1. A method for recognizing static facial expressions in natural scenes is characterized by comprising the following steps: the method comprises a pretreatment process, a global feature extraction process, a local feature extraction process and a feature fusion process which are sequentially executed;

2. The method of recognizing static facial expressions in natural scenes according to claim 1, characterized in that: the preprocessing procedure refers to the operations of face detection, face alignment and face cutting of the picture.

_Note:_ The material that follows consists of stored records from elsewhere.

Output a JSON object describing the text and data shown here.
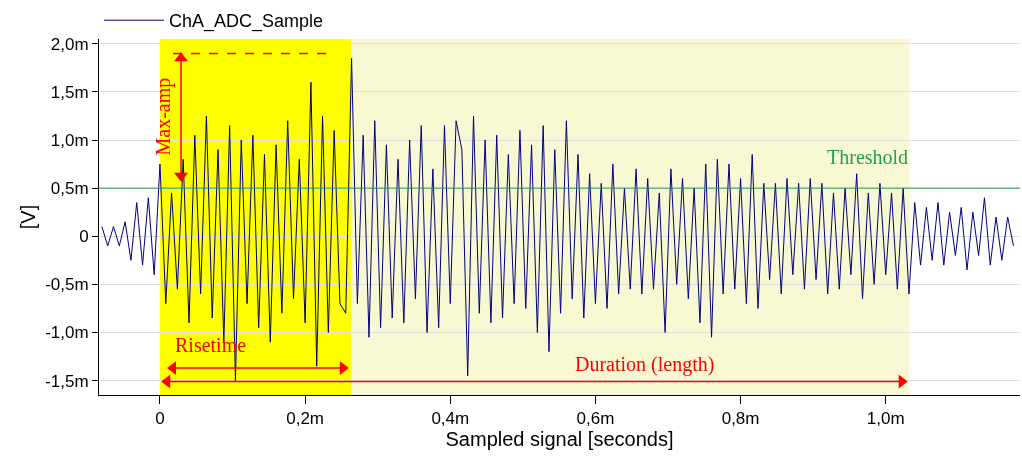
{
  "chart_data": {
    "type": "line",
    "xlabel": "Sampled signal [seconds]",
    "ylabel": "[V]",
    "xlim": [
      -0.084,
      1.185
    ],
    "ylim": [
      -1.65,
      2.05
    ],
    "xticks": [
      {
        "value": 0,
        "label": "0"
      },
      {
        "value": 0.2,
        "label": "0,2m"
      },
      {
        "value": 0.4,
        "label": "0,4m"
      },
      {
        "value": 0.6,
        "label": "0,6m"
      },
      {
        "value": 0.8,
        "label": "0,8m"
      },
      {
        "value": 1.0,
        "label": "1,0m"
      }
    ],
    "yticks": [
      {
        "value": -1.5,
        "label": "-1,5m"
      },
      {
        "value": -1.0,
        "label": "-1,0m"
      },
      {
        "value": -0.5,
        "label": "-0,5m"
      },
      {
        "value": 0,
        "label": "0"
      },
      {
        "value": 0.5,
        "label": "0,5m"
      },
      {
        "value": 1.0,
        "label": "1,0m"
      },
      {
        "value": 1.5,
        "label": "1,5m"
      },
      {
        "value": 2.0,
        "label": "2,0m"
      }
    ],
    "grid": "y",
    "legend": "top left",
    "marker": "none",
    "line_style": "solid",
    "bands": [
      {
        "axis": "x",
        "from": 0,
        "to": 0.264,
        "color": "#ffff00"
      },
      {
        "axis": "x",
        "from": 0.264,
        "to": 1.033,
        "color": "#f8f8d2"
      }
    ],
    "ref_lines": [
      {
        "axis": "y",
        "value": 0.5,
        "label": "Threshold",
        "color": "#1fa050"
      }
    ],
    "annotations": [
      "Max-amp",
      "Risetime",
      "Duration (length)"
    ],
    "series": [
      {
        "name": "ChA_ADC_Sample",
        "color": "#000080",
        "x": [
          -0.08,
          -0.072,
          -0.064,
          -0.056,
          -0.048,
          -0.04,
          -0.032,
          -0.024,
          -0.016,
          -0.008,
          0,
          0.008,
          0.016,
          0.024,
          0.032,
          0.04,
          0.048,
          0.056,
          0.064,
          0.072,
          0.08,
          0.088,
          0.096,
          0.104,
          0.112,
          0.12,
          0.128,
          0.136,
          0.144,
          0.152,
          0.16,
          0.168,
          0.176,
          0.184,
          0.192,
          0.2,
          0.208,
          0.216,
          0.224,
          0.232,
          0.24,
          0.248,
          0.256,
          0.264,
          0.272,
          0.28,
          0.288,
          0.296,
          0.304,
          0.312,
          0.32,
          0.328,
          0.336,
          0.344,
          0.352,
          0.36,
          0.368,
          0.376,
          0.384,
          0.392,
          0.4,
          0.408,
          0.416,
          0.424,
          0.432,
          0.44,
          0.448,
          0.456,
          0.464,
          0.472,
          0.48,
          0.488,
          0.496,
          0.504,
          0.512,
          0.52,
          0.528,
          0.536,
          0.544,
          0.552,
          0.56,
          0.568,
          0.576,
          0.584,
          0.592,
          0.6,
          0.608,
          0.616,
          0.624,
          0.632,
          0.64,
          0.648,
          0.656,
          0.664,
          0.672,
          0.68,
          0.688,
          0.696,
          0.704,
          0.712,
          0.72,
          0.728,
          0.736,
          0.744,
          0.752,
          0.76,
          0.768,
          0.776,
          0.784,
          0.792,
          0.8,
          0.808,
          0.816,
          0.824,
          0.832,
          0.84,
          0.848,
          0.856,
          0.864,
          0.872,
          0.88,
          0.888,
          0.896,
          0.904,
          0.912,
          0.92,
          0.928,
          0.936,
          0.944,
          0.952,
          0.96,
          0.968,
          0.976,
          0.984,
          0.992,
          1.0,
          1.008,
          1.016,
          1.024,
          1.032,
          1.04,
          1.048,
          1.056,
          1.064,
          1.072,
          1.08,
          1.088,
          1.096,
          1.104,
          1.112,
          1.12,
          1.128,
          1.136,
          1.144,
          1.152,
          1.16,
          1.168,
          1.176
        ],
        "values": [
          0.1,
          -0.1,
          0.1,
          -0.1,
          0.15,
          -0.25,
          0.35,
          -0.3,
          0.4,
          -0.4,
          0.75,
          -0.7,
          0.45,
          -0.55,
          0.8,
          -0.9,
          1.05,
          -0.6,
          1.25,
          -0.85,
          0.9,
          -1.1,
          1.15,
          -1.5,
          1.0,
          -0.7,
          1.05,
          -0.95,
          0.85,
          -1.1,
          0.95,
          -0.8,
          1.2,
          -0.65,
          0.8,
          -0.9,
          1.6,
          -1.35,
          1.25,
          -1.0,
          1.1,
          -0.7,
          -0.8,
          1.85,
          -0.7,
          1.05,
          -1.05,
          1.2,
          -0.95,
          0.95,
          -0.85,
          0.8,
          -0.9,
          1.0,
          -0.65,
          1.15,
          -1.0,
          0.7,
          -0.95,
          1.15,
          -0.7,
          1.2,
          0.9,
          -1.45,
          1.25,
          -0.8,
          1.0,
          -0.9,
          1.05,
          -0.85,
          0.85,
          -0.7,
          1.1,
          -0.75,
          0.95,
          -1.0,
          1.15,
          -1.2,
          0.9,
          -0.8,
          1.2,
          -0.65,
          0.85,
          -0.85,
          0.65,
          -0.7,
          0.55,
          -0.75,
          0.75,
          -0.6,
          0.5,
          -0.55,
          0.7,
          -0.6,
          0.6,
          -0.55,
          0.45,
          -1.0,
          0.7,
          -0.5,
          0.6,
          -0.65,
          0.5,
          -0.9,
          0.75,
          -1.05,
          0.8,
          -0.6,
          0.75,
          -0.55,
          0.6,
          -0.7,
          0.85,
          -0.75,
          0.55,
          -0.45,
          0.55,
          -0.6,
          0.6,
          -0.4,
          0.55,
          -0.55,
          0.6,
          -0.45,
          0.55,
          -0.6,
          0.45,
          -0.55,
          0.5,
          -0.4,
          0.65,
          -0.65,
          0.45,
          -0.5,
          0.55,
          -0.4,
          0.45,
          -0.55,
          0.5,
          -0.6,
          0.35,
          -0.3,
          0.3,
          -0.25,
          0.35,
          -0.3,
          0.25,
          -0.2,
          0.3,
          -0.35,
          0.25,
          -0.2,
          0.4,
          -0.3,
          0.2,
          -0.25,
          0.2,
          -0.1
        ]
      },
      {
        "color": "#ff0000",
        "line_style": "dashed",
        "x": [
          0.018,
          0.231
        ],
        "values": [
          1.9,
          1.9
        ]
      },
      {
        "color": "#ff0000",
        "marker": "triangle",
        "x": [
          0.029,
          0.029
        ],
        "values": [
          1.85,
          0.63
        ]
      },
      {
        "color": "#ff0000",
        "marker": "triangle",
        "x": [
          0.018,
          0.252
        ],
        "values": [
          -1.37,
          -1.37
        ]
      },
      {
        "color": "#ff0000",
        "marker": "triangle",
        "x": [
          0.01,
          1.022
        ],
        "values": [
          -1.51,
          -1.51
        ]
      }
    ]
  }
}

3. The method of recognizing static facial expressions in natural scenes according to claim 1, characterized in that: the local feature extraction process comprises the following sub-steps:

s2, converting the local area feature map of the target detection box in S1 into scores of corresponding expression classes by using a convolutional neural network, and formulating as follows:

S:A→[0,1]

R₁,R₂∈A,ifC(R₁)>C(R₂),I(R₁)>I(R₂)

s3, selecting the first K local areas with the largest information quantity;

s4, extracting K local area features screened in S3 by adopting a convolutional neural network, and converting the K local area features into feature vectors.

4. A method of recognizing static facial expressions in natural scenes according to claim 3, characterized in that: in steps S2 and S4 of the global feature extraction step and the local feature extraction step, the convolutional neural network uses resnet50 as a base network.

5. The method of claim 3, wherein in step S4 of the global feature extraction step and the local feature extraction step, the feature vectors are all M × 1 vectors;

in the feature fusion step, the size of the feature matrix is M × (K + 1).

6. An apparatus for recognizing facial expressions based on static states in a natural scene, comprising:

7. A storage medium, wherein the storage medium stores a computer program which, when executed by a processor, causes the processor to execute the method of static facial expression recognition in natural scenes according to any one of claims 1 to 5.

8. A computing device comprising a processor and a memory for storing a processor-executable program, wherein the processor, when executing the program stored in the memory, implements the method of static facial expression recognition in natural scenes according to any one of claims 1 to 5.